In Turkey, a Year of Attacks and Trials
Friday, January 19, 2007; 4:27 PM
-- _ Jan. 19, 2007: Hrant Dink, editor of the Turkish-Armenian newspaper Agos, is slain by a gunman in Istanbul.
_ Dec. 19, 2006: Writer Ipek Calislar acquitted of insulting Turkey's founder, Mustafa Kemal Ataturk, in a biography in which she said Ataturk dressed as a woman to escape an assassination attempt.
_ Nov. 1, 2006: Archaeologist Ilmiye Cig acquitted of inciting religious hatred by claiming that Islamic-style head scarves were first used more than 5,000 years ago by priestesses initiating young men into sex.

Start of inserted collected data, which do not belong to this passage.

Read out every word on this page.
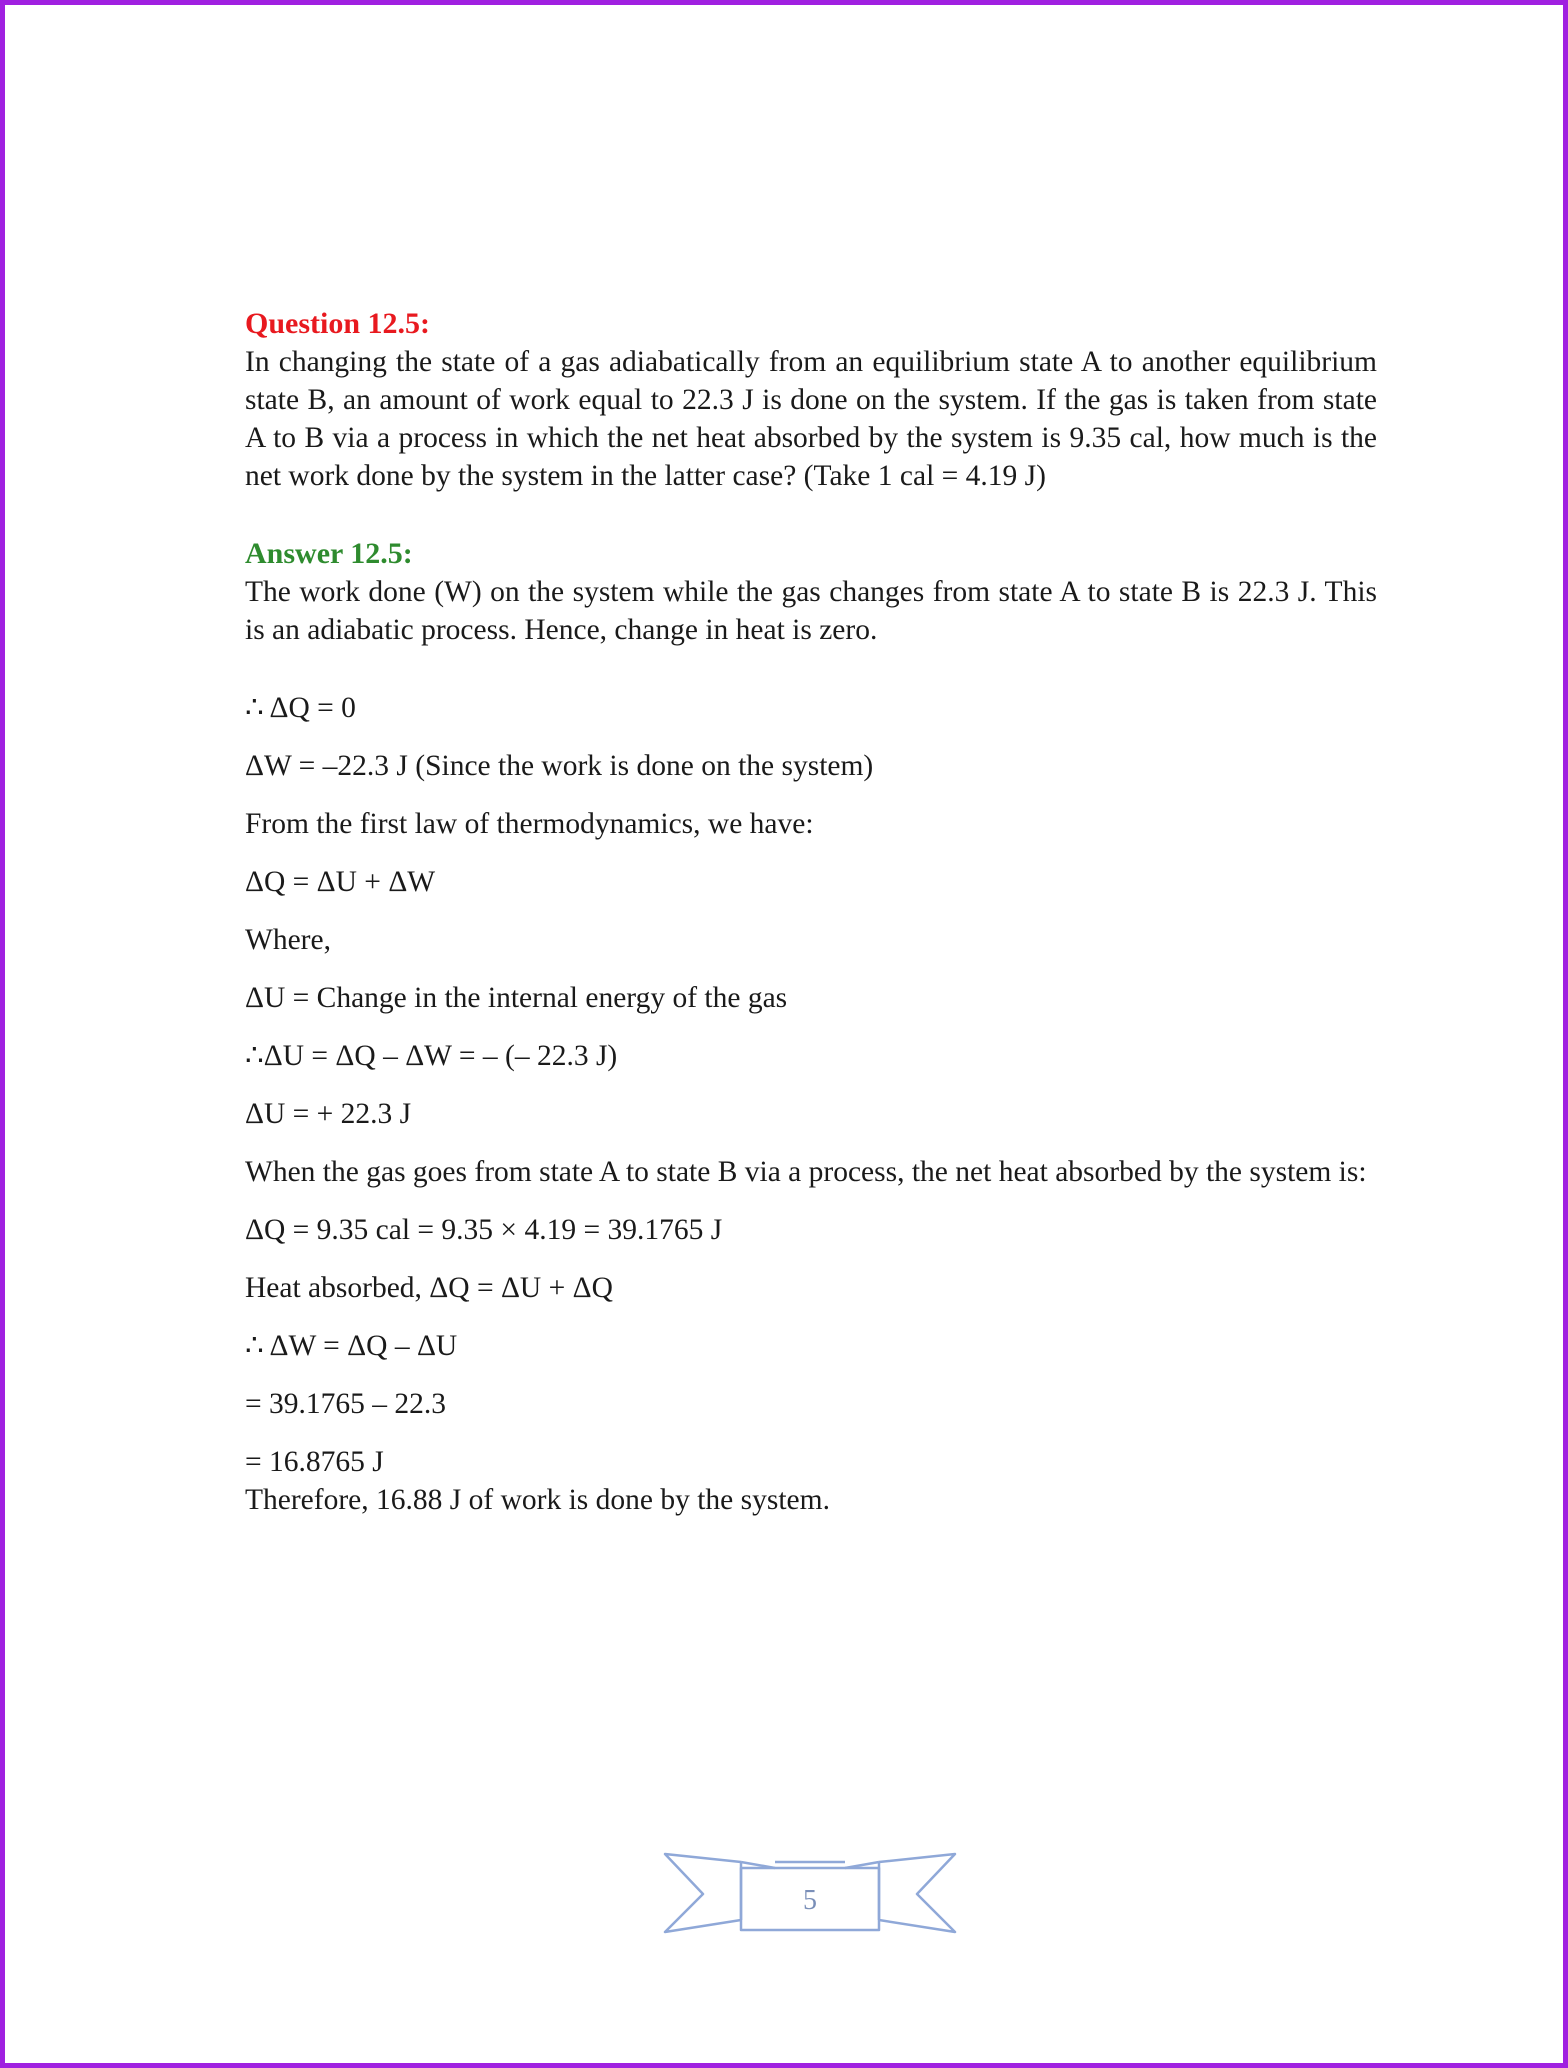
Question 12.5:
In changing the state of a gas adiabatically from an equilibrium state A to another equilibrium state B, an amount of work equal to 22.3 J is done on the system. If the gas is taken from state A to B via a process in which the net heat absorbed by the system is 9.35 cal, how much is the net work done by the system in the latter case? (Take 1 cal = 4.19 J)
Answer 12.5:
The work done (W) on the system while the gas changes from state A to state B is 22.3 J. This is an adiabatic process. Hence, change in heat is zero.
∴ ΔQ = 0
ΔW = –22.3 J (Since the work is done on the system)
From the first law of thermodynamics, we have:
ΔQ = ΔU + ΔW
Where,
ΔU = Change in the internal energy of the gas
∴ΔU = ΔQ – ΔW = – (– 22.3 J)
ΔU = + 22.3 J
When the gas goes from state A to state B via a process, the net heat absorbed by the system is:
ΔQ = 9.35 cal = 9.35 × 4.19 = 39.1765 J
Heat absorbed, ΔQ = ΔU + ΔQ
∴ ΔW = ΔQ – ΔU
= 39.1765 – 22.3
= 16.8765 J
Therefore, 16.88 J of work is done by the system.
5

_ Sept. 21, 2006: Author Elif Safak acquitted of "insulting Turkishness" for her fictional characters' statements about the killings of Armenians.
_ July 27, 2006: Writer and journalist Perihan Magden acquitted of turning people against military service by defending a conscientious objector in her weekly magazine column.
_ July 11, 2006: A court confirmed a six-month sentence imposed on Dink for "attempting to influence the judiciary" after his newspaper ran articles criticizing a law that makes it a crime to "insult Turkishness."
_ Feb. 7, 2006: A trial adjourned for five prominent Turkish journalists charged with insulting the country's courts by criticizing the court-ordered closure of an academic conference on the Armenian issue. Two nationalist lawyers are removed after a fight breaks out in the courtroom.
_ Jan. 23, 2006: A court drops charges of "insulting Turkishness" against author Orhan Pamuk on a technicality. Pamuk was charged after discussing the deaths of Armenians in Turkey with a Swiss newspaper. He won the Nobel Prize for literature later in the year.